Rated: M
Directed by: Michael Morris
Screenplay by: Helen Fielding with contributions by Abi Morgan and Dan Mazer
Based the Novel Written by: Helen Fielding
Produced by: Tim Bevan, Eric Fellner, Jo Wallett
Starring: Renée Zellweger, Chiwetel Ejiofor, Leo Woodall, Jim Broadbent, Gemma Jones, Isla Fisher, with Colin Firth and Hugh Grant.
‘It’s not enough to survive; you’ve got to live.’
Bridget Jones: Mad About The Boy shows Mrs. Darcy (Renée Zellweger) at home with her two children, nine-year-old Billy (Casper Knopf) and four-year-old Mabel (Mila Jankovic).
Bridget is now a widow, coping with the chaos of raising two kids on her own.
In classic style, Bridget struggles with her zipper, the kids need their dinner and the house is about to catch fire.
Daniel Cleaver (Hugh Grant) to the rescue. To babysit the kids.
There’s still the same gang: Shazzer (Sally Phillips), Jude (Shirley Henderson), Tom (James Callis) and Miranda (Sarah Solemani) to help remember Mark (Colin Firth) on the anniversary of his death.
Her friends help Bridget through, Jude weirdly licking the slice of orange on the side of her drink, all giving advice or saving her from advice or warning her about the dangers of labial adhesion from lack of use.
It’s time for Bridget to start again.
So when Miranda loads Bridget’s profile on Tinder, Bridget realises flirting is fun. Particularly when a toyboy, enter Roxster (Leo Woodall), saves her kids from a tree. And Bridget from her grief.
It’s all romance and funny moments; constantly giving the science teacher, Mr. Wallker (Chiwetel Ejiofor) the wrong impression like buying an assortment of condoms because who know what to buy after all this time, so why not a variety?
What I didn’t see coming were all the tearjerking moments.
Director Michael Morris states: “How do you make a movie that is quintessentially Bridget Jones, but which also engages with issues and emotions that these movies haven’t engaged with before? I latched onto the question of how Bridget, or how any of us, overcome something that feels unimaginable. I had this notion of creating a ‘comedy of grief.’ This is a film that wants to honor an experience that all of us are inevitably touched by.”
The film’s a roller coaster of emotions with notes of nostalgia.
The characters have grown older so there’s change, there’s life with children; there’s the unpacking of what’s important, still being naughty while being a mother, working, grieving and new beginnings.

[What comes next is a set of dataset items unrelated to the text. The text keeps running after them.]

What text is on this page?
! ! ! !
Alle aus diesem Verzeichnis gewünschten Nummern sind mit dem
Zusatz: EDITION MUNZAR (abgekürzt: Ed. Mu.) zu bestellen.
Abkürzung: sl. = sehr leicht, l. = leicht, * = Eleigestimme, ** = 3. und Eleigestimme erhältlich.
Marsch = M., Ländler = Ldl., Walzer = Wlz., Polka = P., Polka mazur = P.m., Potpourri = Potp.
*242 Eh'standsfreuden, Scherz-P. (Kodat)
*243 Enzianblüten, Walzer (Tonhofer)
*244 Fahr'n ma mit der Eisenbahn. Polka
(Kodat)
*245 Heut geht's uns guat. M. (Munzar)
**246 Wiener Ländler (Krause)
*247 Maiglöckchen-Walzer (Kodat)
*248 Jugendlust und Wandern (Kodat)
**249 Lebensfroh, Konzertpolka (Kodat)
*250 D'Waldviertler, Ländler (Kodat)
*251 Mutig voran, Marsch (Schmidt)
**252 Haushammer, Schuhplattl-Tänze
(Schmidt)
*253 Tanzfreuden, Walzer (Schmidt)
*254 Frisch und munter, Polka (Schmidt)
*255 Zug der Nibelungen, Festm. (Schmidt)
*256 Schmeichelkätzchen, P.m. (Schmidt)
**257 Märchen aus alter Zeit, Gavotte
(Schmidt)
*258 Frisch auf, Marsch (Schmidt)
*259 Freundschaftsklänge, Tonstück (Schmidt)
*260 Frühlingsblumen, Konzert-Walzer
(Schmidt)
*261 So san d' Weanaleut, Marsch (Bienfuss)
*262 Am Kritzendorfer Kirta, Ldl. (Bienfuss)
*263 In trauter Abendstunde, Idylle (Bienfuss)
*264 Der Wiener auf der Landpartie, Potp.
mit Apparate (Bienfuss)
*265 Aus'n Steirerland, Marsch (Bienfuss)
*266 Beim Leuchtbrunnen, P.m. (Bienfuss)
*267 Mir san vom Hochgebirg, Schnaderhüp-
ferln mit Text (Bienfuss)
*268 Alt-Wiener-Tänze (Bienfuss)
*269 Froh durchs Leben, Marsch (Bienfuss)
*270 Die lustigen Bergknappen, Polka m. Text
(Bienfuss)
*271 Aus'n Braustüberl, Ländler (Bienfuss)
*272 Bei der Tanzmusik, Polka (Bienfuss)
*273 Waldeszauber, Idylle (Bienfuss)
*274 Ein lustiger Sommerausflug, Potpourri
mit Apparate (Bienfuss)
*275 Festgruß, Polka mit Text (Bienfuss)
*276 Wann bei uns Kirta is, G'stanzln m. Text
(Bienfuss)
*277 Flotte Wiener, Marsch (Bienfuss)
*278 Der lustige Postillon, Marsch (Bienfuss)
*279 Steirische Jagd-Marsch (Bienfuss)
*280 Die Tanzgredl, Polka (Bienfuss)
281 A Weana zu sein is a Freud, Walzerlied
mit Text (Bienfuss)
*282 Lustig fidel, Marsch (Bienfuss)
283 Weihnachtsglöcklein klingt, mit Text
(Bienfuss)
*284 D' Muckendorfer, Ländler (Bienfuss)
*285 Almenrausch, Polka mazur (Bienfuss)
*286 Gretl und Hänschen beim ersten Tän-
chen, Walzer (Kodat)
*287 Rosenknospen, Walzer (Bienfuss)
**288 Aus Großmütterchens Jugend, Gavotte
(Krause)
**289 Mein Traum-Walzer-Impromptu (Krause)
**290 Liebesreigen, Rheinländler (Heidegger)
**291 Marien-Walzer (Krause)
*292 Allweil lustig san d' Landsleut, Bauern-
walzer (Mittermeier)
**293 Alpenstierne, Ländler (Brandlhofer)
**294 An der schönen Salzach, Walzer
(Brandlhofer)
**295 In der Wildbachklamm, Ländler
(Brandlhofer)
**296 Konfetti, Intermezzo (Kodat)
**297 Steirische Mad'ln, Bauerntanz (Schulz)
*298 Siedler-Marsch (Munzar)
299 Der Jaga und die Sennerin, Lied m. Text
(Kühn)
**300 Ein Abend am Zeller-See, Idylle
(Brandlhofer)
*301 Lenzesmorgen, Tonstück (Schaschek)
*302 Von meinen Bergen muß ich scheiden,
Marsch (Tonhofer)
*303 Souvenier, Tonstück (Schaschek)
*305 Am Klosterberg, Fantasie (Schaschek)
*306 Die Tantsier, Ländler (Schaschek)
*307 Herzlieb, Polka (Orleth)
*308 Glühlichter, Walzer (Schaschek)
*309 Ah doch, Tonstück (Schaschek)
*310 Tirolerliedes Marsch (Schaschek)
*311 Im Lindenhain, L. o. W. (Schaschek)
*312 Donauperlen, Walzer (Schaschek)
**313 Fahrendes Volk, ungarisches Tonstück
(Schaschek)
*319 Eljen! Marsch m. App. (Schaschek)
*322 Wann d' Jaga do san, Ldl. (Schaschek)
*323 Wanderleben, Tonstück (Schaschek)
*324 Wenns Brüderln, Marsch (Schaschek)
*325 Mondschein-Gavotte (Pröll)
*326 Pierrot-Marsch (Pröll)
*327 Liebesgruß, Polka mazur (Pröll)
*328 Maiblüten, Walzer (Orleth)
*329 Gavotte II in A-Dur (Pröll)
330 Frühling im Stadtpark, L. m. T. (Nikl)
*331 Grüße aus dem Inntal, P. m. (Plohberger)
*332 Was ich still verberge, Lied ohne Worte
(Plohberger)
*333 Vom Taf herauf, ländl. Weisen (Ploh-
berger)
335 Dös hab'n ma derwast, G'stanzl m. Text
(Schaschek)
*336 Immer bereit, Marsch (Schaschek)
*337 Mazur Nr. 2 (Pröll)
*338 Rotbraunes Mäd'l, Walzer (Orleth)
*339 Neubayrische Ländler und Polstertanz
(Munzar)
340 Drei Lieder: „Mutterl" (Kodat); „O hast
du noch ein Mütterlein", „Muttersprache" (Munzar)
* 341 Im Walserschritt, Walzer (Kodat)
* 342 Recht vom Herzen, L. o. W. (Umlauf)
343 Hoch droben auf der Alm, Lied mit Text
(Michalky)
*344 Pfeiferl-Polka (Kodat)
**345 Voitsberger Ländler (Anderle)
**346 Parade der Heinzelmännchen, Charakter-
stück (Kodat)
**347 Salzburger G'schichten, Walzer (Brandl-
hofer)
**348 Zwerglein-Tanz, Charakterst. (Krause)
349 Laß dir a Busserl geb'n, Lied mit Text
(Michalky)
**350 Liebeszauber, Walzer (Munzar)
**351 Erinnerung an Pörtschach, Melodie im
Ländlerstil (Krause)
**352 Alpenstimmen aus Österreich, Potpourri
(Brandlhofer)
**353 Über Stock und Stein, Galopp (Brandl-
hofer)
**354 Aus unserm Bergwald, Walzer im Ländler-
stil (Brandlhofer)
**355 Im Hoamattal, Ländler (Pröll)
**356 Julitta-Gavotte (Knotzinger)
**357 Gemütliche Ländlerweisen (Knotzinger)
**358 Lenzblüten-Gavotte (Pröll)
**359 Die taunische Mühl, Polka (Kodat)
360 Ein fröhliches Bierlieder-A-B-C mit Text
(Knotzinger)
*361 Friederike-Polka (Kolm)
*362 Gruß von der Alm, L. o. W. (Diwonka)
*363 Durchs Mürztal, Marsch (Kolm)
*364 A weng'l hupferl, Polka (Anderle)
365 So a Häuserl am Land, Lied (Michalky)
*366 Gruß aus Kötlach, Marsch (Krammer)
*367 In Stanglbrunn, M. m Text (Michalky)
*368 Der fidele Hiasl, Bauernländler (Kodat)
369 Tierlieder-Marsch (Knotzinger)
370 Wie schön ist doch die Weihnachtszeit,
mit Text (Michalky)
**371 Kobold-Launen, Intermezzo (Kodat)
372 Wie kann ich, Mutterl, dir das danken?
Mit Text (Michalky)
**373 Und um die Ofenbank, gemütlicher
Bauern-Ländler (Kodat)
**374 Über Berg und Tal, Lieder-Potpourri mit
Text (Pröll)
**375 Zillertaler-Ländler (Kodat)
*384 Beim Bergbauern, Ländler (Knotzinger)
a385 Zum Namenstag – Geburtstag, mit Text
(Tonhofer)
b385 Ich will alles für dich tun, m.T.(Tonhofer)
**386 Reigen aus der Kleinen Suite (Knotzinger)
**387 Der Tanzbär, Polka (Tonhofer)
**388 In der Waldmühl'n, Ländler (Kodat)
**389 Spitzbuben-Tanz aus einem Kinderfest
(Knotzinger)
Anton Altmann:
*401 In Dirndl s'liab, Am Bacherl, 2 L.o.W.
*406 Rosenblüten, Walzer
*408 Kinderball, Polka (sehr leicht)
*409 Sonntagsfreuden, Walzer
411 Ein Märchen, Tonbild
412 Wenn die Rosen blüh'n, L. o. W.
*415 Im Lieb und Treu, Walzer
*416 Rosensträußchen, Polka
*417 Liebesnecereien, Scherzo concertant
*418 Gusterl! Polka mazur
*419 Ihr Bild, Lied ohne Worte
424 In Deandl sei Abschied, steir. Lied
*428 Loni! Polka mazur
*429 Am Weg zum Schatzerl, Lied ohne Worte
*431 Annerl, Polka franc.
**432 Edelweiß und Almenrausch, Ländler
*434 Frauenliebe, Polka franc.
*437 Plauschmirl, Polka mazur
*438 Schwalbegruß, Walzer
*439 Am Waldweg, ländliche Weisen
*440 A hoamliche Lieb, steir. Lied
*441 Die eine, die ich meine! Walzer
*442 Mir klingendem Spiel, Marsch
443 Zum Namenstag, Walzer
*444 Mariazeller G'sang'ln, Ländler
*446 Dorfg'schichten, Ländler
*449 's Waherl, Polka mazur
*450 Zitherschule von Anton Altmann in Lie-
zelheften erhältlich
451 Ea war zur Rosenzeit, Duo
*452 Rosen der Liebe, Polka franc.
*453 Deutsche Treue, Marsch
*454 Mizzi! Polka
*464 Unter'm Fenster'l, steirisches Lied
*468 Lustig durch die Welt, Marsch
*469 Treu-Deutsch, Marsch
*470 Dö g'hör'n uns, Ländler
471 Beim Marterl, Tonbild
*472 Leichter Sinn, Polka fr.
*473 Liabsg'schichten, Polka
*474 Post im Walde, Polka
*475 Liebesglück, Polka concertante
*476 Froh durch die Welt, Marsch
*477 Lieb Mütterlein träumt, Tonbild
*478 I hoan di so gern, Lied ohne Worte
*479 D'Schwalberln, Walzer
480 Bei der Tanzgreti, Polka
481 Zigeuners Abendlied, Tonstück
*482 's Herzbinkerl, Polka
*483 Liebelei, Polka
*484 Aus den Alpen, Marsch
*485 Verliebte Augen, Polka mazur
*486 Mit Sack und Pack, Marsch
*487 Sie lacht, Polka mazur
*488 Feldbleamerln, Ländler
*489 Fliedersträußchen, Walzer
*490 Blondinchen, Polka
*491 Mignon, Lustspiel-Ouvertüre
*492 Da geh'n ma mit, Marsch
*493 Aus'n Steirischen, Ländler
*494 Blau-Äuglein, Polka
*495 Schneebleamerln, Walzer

The humour felt heavy handed at times, but that was the beginning, that opening of forced jovial moments with the kids.
But I was won over with Daniel’s naughty nun comments.
And although the humour was still there, (fuck, I mean fuck-catia… Did you eat all the focaccia?) this instalment of Bridget Jones was more about the change in Bridget’s life. There’s antics, but it’s the emotional change that was the overriding feeling.